The 1922 Naval Academy graduate commanded a submarine, served on board ships and taught at the academy during a military career that ended in 1955.
Admiral Bauernschmidt transferred to the Supply Corps in 1935 and, at the outbreak of World War II, was named assistant to the supply officer at the Philadelphia Navy Yard. In 1943, he was ordered to the port of Oran in North Africa.
He arrived at Oran in May with a staff of 250 men and nothing more than paper plans for the supply depot. A year later, the base, which supplied fuel oil, ammunition and other materiel to the Allies during the invasion of Sicily, grew to 400,000 square feet of covered space, 1 million square feet of open space and a staff of more than 1,000 men and 90 officers.
Admiral Bauernschmidt then was assigned to London to help plan the Normandy Invasion.
Landing on Omaha Beach several days after the June 6, 1944, invasion, his immediate task was to develop and maintain a supply line to the Allies. After establishing headquarters at Cherbourg, France, he returned to the Bureau of Supplies and Accounts in Washington.
In August 1945, he was sent to the Pacific and given command of the supply depot at Guam in the Central Pacific. The base was called the largest "filling station" or the "Pacific Supermarket."
After the war, Admiral Bauernschmidt was promoted to deputy chief of the Bureau of Supplies and Accounts and, in 1951, was named commander of the Naval Supply Center at Pearl Harbor. He was commanding the supply depot in Clearfield, Utah, when he retired in 1955.
He was born in Baltimore, the son of William Bauernschmidt, the scion of a prominent brewing family and owner of New York Paper Co., and Marie Oehl von Hattersheim Bauernschmidt. She was affectionately known to Baltimoreans as "Mrs. B." for her spirited public devotion to various causes.
Admiral Bauernschmidt was a 1916 graduate of Gilman School and attended Princeton University for two years before he was appointed to the Naval Academy in 1918.
In a memoir published by the U.S. Naval Institute in 1970, he explained his reasons for pursuing a naval career.
"My family knew a fair number of naval officers who came to our home and, in talking with them and hearing their stories of the Navy life, I thought it was for me. My family disagreed," he wrote.
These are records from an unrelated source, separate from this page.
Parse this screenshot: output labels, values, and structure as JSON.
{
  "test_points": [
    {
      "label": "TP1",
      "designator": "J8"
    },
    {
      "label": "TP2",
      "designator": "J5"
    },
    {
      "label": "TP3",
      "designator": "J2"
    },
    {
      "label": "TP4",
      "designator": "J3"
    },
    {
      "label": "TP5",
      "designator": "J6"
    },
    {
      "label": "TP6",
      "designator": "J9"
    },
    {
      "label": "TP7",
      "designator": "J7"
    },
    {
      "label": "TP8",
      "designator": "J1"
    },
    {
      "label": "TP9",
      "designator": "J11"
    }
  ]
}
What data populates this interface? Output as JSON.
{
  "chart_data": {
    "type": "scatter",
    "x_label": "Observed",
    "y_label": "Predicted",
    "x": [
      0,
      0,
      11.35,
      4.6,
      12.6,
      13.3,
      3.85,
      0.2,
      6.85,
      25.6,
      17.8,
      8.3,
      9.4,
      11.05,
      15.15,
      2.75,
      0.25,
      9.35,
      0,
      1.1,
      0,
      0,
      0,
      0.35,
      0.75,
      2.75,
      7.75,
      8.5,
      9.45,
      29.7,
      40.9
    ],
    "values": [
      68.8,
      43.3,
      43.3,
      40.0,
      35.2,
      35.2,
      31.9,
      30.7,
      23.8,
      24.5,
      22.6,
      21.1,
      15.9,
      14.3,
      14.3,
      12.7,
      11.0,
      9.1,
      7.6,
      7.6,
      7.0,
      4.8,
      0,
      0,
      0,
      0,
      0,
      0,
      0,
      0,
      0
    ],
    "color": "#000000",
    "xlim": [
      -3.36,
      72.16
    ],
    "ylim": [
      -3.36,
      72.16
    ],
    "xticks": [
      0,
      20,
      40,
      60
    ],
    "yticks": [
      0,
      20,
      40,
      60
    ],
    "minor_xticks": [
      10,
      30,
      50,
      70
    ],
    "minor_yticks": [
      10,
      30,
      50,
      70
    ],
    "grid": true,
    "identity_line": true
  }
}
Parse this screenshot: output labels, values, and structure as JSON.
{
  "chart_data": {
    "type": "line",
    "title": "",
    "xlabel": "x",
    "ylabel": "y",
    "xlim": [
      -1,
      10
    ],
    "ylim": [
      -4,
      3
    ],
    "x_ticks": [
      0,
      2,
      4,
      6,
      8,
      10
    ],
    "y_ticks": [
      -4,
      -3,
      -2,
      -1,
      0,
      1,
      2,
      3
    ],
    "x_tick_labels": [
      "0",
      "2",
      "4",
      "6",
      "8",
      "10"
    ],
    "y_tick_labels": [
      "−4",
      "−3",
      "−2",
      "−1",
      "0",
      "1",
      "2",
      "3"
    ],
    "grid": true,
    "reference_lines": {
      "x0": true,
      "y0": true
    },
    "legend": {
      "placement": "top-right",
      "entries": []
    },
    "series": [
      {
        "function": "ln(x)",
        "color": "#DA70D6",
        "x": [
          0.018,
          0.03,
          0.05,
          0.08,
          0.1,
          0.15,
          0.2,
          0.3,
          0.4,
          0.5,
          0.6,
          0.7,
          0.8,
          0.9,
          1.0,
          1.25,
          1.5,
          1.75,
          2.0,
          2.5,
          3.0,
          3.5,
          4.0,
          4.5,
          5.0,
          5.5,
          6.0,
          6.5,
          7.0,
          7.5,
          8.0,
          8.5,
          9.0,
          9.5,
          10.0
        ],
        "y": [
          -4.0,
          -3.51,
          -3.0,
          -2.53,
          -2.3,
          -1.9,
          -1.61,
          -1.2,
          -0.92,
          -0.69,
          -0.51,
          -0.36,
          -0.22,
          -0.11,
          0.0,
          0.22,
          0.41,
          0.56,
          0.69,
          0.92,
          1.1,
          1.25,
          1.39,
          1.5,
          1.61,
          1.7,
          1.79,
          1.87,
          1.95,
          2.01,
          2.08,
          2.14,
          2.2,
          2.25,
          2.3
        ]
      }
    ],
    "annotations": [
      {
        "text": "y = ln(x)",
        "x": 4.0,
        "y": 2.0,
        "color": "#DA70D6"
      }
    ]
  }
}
"He really was quite intelligent and loved the water, ships and shipboard life," said his son, George William Bauernschmidt Jr. of Severna Park.
For many years until moving to Ginger Cove in Annapolis in 1988, Admiral Bauernschmidt lived at Bent Elbow, his large brick home that was built in 1907 on the Severn River.
He was a member of the Army-Navy Club of Washington, the Military Order of World Wars, the Order of Lafayette and the New York Paper Co. board of directors.
In 1922, he married Maude Pearce, who died in 1991.
"He was an active man until the end of his life who simply loved the Navy," said his son.
Services will be held at 11 a.m. today at St. Andrew's Chapel at the Naval Academy in Annapolis.
He also is survived by a daughter, Sarah B. Murray of Gales Ferry, Conn.; 11 grandchildren; and 16 great-grandchildren.